Metabolic and hormonal assessment of adolescent and young adult women with prior premature adrenarche
Keywords:Adrenarche, Polycystic Ovary Syndrome, Hirsutism, Glucose Metabolism Disorders, Dyslipidemias
OBJECTIVE: Follow-up studies of girls with premature adrenarche have reported the development of polycystic ovary syndrome, insulin resistance, and dyslipidemia and a propensity to cardiovascular disease. The aim of this study was to analyze the presence of these conditions in patients previously treated at the Universidade Federal do Triaˆngulo Mineiro.
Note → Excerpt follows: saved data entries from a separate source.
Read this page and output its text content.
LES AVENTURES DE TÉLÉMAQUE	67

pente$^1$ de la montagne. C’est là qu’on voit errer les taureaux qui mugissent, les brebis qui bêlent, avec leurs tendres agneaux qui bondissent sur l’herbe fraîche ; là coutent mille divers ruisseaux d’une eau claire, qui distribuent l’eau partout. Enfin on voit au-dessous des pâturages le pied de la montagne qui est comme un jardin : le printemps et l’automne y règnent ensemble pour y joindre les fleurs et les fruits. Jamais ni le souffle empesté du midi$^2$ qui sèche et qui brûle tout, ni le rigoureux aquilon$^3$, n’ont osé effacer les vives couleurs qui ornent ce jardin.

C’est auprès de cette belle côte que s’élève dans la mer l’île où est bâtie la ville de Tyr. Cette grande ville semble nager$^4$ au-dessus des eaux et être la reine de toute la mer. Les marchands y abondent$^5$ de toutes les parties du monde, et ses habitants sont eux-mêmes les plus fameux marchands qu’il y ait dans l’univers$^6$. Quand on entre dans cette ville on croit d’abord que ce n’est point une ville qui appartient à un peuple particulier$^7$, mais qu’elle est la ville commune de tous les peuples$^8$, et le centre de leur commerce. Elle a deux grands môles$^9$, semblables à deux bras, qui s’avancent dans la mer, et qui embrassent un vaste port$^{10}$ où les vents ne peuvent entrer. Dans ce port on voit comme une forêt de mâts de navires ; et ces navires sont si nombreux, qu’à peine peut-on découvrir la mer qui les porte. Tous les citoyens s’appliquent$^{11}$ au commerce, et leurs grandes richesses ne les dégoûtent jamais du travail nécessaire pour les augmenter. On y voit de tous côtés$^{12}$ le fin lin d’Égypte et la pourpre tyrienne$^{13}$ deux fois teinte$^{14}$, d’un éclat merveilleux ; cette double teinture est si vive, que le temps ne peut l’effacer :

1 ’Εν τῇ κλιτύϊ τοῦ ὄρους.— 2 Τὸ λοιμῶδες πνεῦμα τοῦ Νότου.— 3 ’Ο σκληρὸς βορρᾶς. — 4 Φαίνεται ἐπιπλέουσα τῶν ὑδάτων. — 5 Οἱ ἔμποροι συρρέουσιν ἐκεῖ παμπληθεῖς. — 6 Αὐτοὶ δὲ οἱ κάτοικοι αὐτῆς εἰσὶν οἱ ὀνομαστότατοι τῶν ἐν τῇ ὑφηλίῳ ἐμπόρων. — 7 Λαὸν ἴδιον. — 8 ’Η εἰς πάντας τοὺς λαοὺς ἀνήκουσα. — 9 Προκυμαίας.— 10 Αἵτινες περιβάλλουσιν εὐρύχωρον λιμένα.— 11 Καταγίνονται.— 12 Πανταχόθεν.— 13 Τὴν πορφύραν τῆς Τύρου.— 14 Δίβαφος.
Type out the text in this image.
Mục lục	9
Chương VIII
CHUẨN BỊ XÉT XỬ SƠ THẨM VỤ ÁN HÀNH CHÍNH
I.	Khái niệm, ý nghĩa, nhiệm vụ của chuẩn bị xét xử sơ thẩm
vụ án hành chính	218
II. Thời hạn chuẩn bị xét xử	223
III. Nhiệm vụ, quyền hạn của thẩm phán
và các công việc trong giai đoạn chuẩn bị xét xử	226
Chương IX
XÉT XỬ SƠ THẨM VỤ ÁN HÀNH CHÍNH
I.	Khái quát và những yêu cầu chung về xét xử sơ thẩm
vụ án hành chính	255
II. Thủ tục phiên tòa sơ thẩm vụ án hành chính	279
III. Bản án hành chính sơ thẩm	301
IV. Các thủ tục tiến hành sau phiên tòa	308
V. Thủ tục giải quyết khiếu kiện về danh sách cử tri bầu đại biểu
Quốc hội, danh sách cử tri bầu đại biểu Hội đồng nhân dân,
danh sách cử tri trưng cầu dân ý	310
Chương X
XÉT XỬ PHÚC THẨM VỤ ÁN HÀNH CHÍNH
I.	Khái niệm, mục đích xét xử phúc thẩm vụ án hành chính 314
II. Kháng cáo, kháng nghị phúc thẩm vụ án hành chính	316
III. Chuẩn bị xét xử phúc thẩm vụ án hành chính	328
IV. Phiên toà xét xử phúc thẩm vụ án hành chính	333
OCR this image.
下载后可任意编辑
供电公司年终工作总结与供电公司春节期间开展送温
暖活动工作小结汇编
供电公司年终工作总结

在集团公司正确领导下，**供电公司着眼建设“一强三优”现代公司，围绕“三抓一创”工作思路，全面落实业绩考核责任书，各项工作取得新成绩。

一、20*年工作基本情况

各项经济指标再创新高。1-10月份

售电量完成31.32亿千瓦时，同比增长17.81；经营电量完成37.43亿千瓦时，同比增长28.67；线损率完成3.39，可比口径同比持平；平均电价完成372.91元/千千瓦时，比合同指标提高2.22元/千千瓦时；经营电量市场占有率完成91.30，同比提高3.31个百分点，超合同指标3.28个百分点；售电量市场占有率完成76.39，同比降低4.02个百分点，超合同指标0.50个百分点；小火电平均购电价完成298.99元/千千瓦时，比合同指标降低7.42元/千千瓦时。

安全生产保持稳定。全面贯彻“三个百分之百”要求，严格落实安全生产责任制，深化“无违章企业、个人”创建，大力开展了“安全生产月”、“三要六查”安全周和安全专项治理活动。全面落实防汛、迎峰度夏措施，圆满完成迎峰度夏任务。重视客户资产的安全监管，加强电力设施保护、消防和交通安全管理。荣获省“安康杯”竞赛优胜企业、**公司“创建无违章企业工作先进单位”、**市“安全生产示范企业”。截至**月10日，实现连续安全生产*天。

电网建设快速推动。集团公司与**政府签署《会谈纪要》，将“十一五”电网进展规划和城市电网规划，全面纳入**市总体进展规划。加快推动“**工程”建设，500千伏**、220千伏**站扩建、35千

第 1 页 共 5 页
METHODS: A total of 130 medical records reported premature adrenarche. One hundred and twenty-two patients were invited to participate, of whom 54 accepted; 34 patients were selected, as they had reached their final height. Anthropometric, blood glucose, insulin, and lipid and hormonal profile (LH, FSH, estradiol, 17a-OHprogesterone, androstenedione, dehydroepiandrosterone sulfate, testosterone) data were obtained, the HOMA-IR index was calculated, and pelvic ultrasonography was performed. To characterize polycystic ovary syndrome and metabolic syndrome, the Rotterdam and International Diabetes Federation criteria, respectively, were used. Data were analyzed according to measures of dispersion, frequency and correlations of interest. RESULTS: The age of the participants ranged from 15.2 to 28.2 years/months; 23.5% of the patients were overweight, 11.8% were obese, 29.4% had a large waist circumference, and 8.8% were hypertensive. None of the patients had altered glucose levels, and insulin levels and HOMA-IR were elevated in 29.4% and 38.2% of the participants, respectively; 14.7% of the patients exhibited acanthosis nigricans. The lipid profiles of the participants were variable, and one patient (2.9%) had metabolic syndrome. Polycystic ovary syndrome was found in 41.2% of patients. CONCLUSION: The percentage of patients with polycystic ovary syndrome who also had overweight, obesity and insulin resistance corroborates the literature data about the need for follow-up aiming at interventions, especially for conditions associated with cardiometabolic risk.